James Lee Burke
Dixie City Jam
The seventh book in the Robicheaux series
for Porteus and Alice Burke
chapter one
Not many people believe this, but in the early months of 1942 Nazi submarines used to lie in wait at the mouth of the Mississippi for the tankers that sailed without naval escort from the oil refineries at Baton Rouge into the Gulf of Mexico.
It was a shooting gallery. Because of wartime censorship the newspapers and radio carried no accounts of the American ships sunk off the Louisiana coast, but just after sunset people could see the oil fires burning on the southern horizon, like a quickening orange smudge low in the winter sky.
As a little boy in New Iberia, I heard shrimpers talk about the burned, oil-coated bodies of four merchant sailors who had been found floating like lumps of coal in an island of kelp, their sightless eyes and poached faces strung with jellyfish.
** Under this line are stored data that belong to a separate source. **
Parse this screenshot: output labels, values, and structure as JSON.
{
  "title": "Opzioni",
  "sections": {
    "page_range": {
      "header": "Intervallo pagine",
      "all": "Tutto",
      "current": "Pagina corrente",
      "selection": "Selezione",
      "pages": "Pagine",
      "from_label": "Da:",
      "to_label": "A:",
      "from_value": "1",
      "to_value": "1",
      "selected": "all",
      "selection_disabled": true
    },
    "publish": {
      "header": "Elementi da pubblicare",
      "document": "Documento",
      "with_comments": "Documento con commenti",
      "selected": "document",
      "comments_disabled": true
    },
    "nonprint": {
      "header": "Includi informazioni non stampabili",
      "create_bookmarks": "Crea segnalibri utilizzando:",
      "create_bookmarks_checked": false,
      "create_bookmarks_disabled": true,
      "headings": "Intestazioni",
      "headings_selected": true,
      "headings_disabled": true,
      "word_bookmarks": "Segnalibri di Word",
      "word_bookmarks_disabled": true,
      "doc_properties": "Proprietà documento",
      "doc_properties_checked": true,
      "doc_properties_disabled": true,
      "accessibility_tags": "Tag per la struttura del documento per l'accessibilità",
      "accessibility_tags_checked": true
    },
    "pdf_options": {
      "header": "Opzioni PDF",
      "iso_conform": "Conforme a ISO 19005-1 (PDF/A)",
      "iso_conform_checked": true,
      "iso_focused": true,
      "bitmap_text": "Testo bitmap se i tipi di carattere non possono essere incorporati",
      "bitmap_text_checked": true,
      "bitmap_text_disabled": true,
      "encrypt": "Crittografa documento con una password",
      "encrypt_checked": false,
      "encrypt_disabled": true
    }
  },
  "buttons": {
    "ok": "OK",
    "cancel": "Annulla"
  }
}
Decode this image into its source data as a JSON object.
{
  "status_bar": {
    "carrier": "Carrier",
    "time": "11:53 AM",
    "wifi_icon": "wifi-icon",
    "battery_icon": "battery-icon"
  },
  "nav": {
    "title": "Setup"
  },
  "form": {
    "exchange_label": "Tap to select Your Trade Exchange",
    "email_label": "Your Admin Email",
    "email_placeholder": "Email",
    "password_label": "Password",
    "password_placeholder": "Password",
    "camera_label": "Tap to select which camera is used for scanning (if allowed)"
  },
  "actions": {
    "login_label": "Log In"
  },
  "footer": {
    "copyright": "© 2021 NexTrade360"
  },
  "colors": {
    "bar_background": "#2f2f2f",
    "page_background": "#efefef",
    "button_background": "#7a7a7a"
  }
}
I had nightmares for many years about Nazis, who I imagined as pinch-faced, slit-eyed creatures who lived beneath the waves, not far from my home, and who would eventually impose a diabolical design upon the earth.
While scuba diving in college, on a calm, windless day, I accidentally found one of those submarines in sixty feet of water, resting at an angle on its keel, the deck rails and forward gun gray and fuzzy with seaweed, a chain of tiny-bubbles rising from the stern.
My heart was tripping against my rib cage, the blood vessels tightening in my head, but I refused to be undone by my childhood fears, and I swam down to the twisted remains of the periscope until I could see the swastika and ship's numbers painted on the side of the conning tower.